Responsibility for the community weekly is being outsourced to Mid-Atlantic Media, a Baltimore-area company that publishes the Baltimore Jewish Times, the Washington Jewish Week and the Pittsburgh Jewish Chronicle. Mid-Atlantic will produce the Exponent in its offices in Baltimore, with Joshua Runyan, a former Exponent news editor, serving as editor in chief and hiring a new managing editor and four writers in Philadelphia, according to an announcement posted on the Exponent’s website. Runyan attended college in Philadelphia and previously served as the Exponent’s news editor.

The 15 editorial and production staffers being laid off from the Exponent, which is said to be the nation’s second-oldest continuously published Jewish newspaper, were informed on Wednesday morning. Twelve other staffers who handle ad sales and other tasks will remain in place.

Cost savings was cited as the reason for the changes; the newspaper has been running a $300,000 annual deficit, according to Steve Rosenberg, the chief marketing officer for the Jewish Federation of Greater Philadelphia.

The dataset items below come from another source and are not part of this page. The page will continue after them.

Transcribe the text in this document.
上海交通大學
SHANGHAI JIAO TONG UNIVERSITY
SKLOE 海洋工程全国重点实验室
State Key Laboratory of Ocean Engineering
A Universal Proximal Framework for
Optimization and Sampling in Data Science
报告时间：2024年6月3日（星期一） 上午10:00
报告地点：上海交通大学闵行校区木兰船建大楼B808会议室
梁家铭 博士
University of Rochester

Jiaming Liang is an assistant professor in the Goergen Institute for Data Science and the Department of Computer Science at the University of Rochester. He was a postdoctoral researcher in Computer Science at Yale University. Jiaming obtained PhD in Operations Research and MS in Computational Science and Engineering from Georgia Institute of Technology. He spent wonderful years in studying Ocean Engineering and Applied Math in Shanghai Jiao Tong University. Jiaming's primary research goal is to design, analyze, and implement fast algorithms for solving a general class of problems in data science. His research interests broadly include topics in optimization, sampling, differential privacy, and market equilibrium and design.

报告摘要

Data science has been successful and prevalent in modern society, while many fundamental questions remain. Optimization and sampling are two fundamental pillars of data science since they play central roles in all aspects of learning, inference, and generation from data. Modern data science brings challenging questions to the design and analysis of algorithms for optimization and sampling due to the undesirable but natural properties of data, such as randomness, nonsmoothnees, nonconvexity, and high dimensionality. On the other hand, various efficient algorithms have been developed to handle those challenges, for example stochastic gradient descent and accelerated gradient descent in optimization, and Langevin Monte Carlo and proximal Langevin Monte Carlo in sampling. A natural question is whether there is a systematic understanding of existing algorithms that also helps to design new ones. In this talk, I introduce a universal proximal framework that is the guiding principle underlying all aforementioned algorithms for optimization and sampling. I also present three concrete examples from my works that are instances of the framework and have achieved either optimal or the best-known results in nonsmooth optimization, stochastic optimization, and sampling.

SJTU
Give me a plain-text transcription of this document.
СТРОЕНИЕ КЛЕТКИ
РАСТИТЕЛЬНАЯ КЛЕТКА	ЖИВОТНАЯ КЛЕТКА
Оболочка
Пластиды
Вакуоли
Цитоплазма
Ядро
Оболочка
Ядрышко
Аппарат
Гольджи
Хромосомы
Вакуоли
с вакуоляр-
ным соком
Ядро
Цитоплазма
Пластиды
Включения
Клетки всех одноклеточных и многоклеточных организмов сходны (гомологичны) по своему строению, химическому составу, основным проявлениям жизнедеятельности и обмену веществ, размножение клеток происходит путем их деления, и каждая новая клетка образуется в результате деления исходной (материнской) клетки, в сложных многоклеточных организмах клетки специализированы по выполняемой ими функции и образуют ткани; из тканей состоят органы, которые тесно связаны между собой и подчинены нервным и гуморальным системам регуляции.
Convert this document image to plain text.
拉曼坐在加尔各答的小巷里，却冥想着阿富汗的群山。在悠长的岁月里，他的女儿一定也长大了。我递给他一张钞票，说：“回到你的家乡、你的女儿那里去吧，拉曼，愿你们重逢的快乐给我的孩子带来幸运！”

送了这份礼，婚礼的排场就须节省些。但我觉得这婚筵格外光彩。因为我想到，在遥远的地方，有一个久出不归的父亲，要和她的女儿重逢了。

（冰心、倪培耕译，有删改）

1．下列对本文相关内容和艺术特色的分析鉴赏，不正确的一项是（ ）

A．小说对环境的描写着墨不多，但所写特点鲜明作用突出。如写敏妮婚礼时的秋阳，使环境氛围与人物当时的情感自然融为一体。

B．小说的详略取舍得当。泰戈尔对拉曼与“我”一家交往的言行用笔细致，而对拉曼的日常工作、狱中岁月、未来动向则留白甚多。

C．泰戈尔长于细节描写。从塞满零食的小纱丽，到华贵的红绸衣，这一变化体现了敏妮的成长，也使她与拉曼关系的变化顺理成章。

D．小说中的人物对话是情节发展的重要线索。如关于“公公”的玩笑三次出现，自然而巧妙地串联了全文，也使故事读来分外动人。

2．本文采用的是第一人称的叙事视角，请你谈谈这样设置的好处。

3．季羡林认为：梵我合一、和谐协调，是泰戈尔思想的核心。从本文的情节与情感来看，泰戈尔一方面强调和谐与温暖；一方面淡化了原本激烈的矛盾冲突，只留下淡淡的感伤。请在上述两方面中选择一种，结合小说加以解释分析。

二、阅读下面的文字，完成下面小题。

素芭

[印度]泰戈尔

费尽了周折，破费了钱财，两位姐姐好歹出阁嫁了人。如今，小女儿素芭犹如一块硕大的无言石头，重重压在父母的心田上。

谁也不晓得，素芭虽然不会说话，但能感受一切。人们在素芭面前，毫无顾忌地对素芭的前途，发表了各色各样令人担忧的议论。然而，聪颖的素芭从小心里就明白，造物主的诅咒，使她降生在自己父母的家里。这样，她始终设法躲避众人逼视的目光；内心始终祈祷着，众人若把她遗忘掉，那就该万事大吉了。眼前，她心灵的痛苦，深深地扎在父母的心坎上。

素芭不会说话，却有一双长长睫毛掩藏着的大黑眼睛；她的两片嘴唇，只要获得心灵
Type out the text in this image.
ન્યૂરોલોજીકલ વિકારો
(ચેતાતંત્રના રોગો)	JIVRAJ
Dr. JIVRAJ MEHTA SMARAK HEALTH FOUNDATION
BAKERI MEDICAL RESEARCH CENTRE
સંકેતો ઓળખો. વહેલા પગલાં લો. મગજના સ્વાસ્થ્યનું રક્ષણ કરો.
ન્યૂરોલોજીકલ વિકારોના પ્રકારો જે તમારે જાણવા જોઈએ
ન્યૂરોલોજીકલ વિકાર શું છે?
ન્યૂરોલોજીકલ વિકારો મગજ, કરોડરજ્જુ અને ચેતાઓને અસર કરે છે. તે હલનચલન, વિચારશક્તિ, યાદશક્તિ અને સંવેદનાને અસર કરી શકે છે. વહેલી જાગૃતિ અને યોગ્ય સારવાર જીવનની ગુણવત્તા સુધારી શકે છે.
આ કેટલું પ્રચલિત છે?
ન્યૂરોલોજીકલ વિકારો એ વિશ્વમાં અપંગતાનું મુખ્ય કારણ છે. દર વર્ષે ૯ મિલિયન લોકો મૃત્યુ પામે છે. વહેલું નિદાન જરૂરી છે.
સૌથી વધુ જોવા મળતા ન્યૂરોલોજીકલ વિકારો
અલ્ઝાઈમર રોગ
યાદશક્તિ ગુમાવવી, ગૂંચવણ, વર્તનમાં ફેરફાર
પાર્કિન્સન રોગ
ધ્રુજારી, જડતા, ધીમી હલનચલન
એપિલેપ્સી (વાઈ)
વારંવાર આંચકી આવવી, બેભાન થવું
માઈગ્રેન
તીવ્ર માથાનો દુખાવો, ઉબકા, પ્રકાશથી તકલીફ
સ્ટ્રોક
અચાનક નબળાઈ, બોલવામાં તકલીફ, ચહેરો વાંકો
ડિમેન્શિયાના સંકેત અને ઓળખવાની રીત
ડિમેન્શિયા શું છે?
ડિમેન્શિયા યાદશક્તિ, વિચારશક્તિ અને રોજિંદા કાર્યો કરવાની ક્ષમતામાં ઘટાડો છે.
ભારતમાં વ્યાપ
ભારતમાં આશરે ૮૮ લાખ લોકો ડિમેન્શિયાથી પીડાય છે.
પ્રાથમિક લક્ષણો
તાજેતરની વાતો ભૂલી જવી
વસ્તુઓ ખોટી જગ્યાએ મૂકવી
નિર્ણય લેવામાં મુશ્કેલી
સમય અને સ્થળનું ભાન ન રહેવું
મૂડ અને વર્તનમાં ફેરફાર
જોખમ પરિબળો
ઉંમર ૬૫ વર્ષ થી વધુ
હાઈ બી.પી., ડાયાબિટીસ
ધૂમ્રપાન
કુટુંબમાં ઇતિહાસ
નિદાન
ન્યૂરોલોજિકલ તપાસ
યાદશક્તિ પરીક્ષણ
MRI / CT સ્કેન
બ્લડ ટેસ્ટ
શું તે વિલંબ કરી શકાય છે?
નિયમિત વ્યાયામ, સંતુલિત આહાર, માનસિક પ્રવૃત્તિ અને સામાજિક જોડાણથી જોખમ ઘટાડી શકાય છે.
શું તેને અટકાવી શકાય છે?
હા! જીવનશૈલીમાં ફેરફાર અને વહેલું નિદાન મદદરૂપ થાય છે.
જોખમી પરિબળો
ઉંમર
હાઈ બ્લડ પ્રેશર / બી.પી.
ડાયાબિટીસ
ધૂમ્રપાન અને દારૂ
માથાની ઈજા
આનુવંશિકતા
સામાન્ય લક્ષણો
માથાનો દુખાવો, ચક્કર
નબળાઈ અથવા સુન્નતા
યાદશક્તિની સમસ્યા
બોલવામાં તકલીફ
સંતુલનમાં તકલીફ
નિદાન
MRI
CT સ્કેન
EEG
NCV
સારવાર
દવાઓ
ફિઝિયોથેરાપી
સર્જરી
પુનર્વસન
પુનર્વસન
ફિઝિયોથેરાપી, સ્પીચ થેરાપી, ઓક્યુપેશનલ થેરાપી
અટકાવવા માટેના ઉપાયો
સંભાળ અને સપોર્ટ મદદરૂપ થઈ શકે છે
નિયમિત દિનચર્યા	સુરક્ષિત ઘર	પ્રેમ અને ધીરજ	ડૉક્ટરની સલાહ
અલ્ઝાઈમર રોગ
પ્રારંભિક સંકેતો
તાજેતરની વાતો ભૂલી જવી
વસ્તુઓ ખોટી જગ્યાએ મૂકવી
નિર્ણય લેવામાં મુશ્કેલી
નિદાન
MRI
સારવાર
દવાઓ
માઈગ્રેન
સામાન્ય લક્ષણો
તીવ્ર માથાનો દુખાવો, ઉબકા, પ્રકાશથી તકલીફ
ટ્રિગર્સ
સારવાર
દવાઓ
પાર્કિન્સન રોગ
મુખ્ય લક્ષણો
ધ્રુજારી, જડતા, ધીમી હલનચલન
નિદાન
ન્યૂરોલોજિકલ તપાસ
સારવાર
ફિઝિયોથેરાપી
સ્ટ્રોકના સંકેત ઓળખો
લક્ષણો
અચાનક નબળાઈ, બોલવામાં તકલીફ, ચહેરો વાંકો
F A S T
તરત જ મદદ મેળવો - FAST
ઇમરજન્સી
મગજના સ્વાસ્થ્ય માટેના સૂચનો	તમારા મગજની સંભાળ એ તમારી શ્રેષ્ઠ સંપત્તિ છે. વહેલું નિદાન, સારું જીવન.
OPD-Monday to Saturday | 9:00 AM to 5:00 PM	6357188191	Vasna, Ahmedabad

“We lose a great deal of money every year and needed to stop that or there wasn’t going to be an Exponent anymore,” Rosenberg told JTA. “The cost-savings alone in this deal outweigh the money we were losing every year.”

Rosenberg said he expects the Exponent to break even in its first year under the new arrangement.

“Next Wednesday when the paper comes out, nobody will see a difference in the paper – not one,” he told JTA.

When asked if he meant that substituting new staffers for the Exponent’s current editorial staff, with its decades of experience, wouldn’t make a “whit of difference” in the final product, Rosenberg answered, “Correct.”

An item in the Exponent this week noted that the newspaper has won 15 awards this year, including six from the Philadelphia Press Association, five from the Professional Keystone Press Awards, two from the Society of Professional Journalists and two from the American Jewish Press Association.

The Exponent has been published since April 15, 1887.

For the past few years it has been led by Lisa Hostein, a former editor of JTA. Hostein did not return a call seeking comment.